[Python-ideas] Python Numbers as Human Concept Decimal System

Chris Angelico rosuav at gmail.com
Fri Mar 7 01:38:34 CET 2014


On Fri, Mar 7, 2014 at 11:17 AM, Mark H. Harris <harrismh777 at gmail.com> wrote:
> Well, clearly s1 is wrong.  And yet, s1 was coded by giving the system a
> normal
> human number, at a human level, and very innocently s1 is really badly
> broken
> but not immediately noticed until we try to square it...
>
> s2 on the other hand is correct, but we had to go through some hoops
> to make sure that the system received the correct type.  The system should
> be able to make this determination without the user having to determine
> types.

Once again, the problem occurs only because you're using a float
literal, and 2.01 can't perfectly round-trip.

>>> Decimal(2.01)
Decimal('2.0099999999999997868371792719699442386627197265625')
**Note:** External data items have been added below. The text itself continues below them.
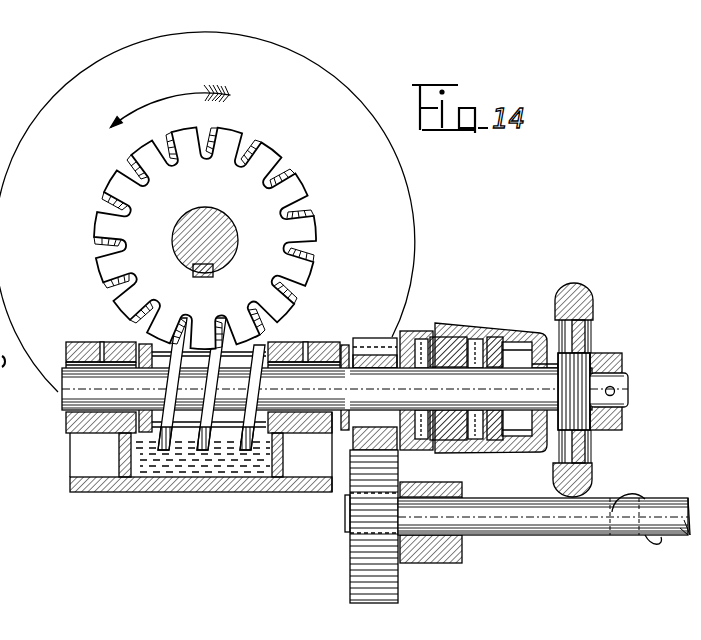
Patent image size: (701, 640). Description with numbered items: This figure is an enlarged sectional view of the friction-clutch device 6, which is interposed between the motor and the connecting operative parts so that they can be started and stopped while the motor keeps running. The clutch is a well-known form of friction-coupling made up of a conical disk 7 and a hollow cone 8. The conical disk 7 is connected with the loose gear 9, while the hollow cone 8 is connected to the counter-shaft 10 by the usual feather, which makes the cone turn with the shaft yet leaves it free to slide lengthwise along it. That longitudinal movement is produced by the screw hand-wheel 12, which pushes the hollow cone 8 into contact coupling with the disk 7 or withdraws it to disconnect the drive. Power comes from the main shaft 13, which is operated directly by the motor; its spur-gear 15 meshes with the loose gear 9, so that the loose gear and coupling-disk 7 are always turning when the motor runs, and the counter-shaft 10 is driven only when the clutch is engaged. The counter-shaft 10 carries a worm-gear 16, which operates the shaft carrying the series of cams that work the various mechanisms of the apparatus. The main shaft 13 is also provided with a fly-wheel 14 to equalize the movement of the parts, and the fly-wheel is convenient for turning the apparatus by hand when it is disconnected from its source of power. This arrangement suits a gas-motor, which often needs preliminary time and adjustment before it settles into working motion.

The friction-clutch device 6 is at (443, 473).
The conical disk 7 is at (420, 336).
The hollow cone 8 is at (496, 382).
The loose gear 9 is at (375, 341).
The shaft 10 is at (327, 389).
The screw hand-wheel 12 is at (590, 390).
The main shaft 13 is at (544, 519).
The fly-wheel 14 is at (242, 230).
The spur-gear 15 is at (356, 515).
The worm-gear 16 is at (209, 384).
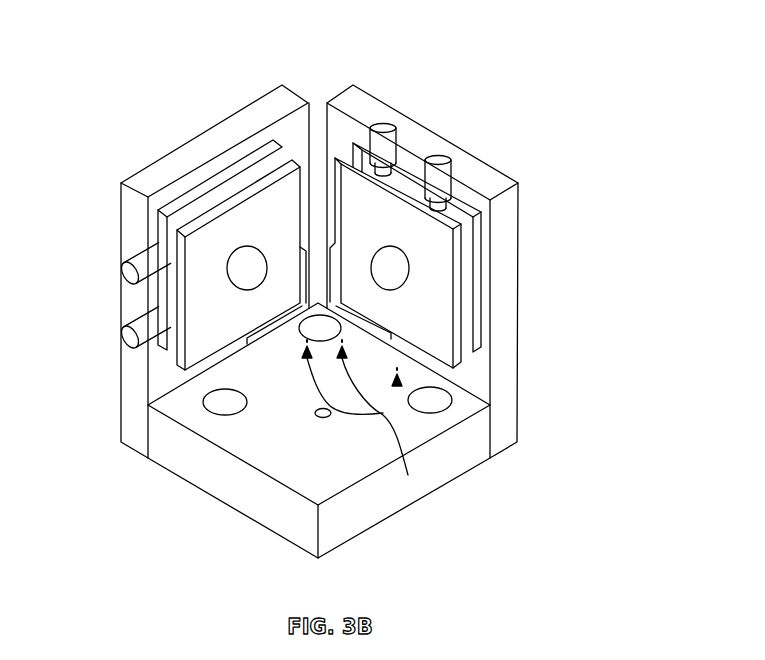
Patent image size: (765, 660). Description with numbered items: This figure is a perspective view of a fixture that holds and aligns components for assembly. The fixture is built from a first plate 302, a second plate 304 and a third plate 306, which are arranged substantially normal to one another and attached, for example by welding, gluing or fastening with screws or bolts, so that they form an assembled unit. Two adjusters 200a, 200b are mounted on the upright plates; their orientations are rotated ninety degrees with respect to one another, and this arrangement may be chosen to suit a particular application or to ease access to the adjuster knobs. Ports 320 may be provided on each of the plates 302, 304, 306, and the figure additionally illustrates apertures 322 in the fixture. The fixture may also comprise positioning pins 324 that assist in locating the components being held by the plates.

The adjuster 200a is at (283, 157).
The adjuster 200b is at (344, 150).
The first plate 302 is at (180, 148).
The second plate 304 is at (517, 343).
The third plate 306 is at (210, 496).
The port 320 is at (323, 419).
The aperture 322 is at (300, 324).
The positioning pin 324 is at (397, 386).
That's pretty much the value you had (I have a few more digits there,
the square rooting and squaring probably cost some accuracy), so I'd
say Decimal correctly round-tripped. The problem is the conversion
from string (source code) to float to Decimal. You think that str()ing
a float gives you a better round-trip, but that works only because
you're using relatively small numbers.

Hmm. Is the rounding done by float.__str__() an attractive nuisance?
Would it be better to show exactly what's stored, if only to remove
the temptation to treat str(f) as "more correct" than f?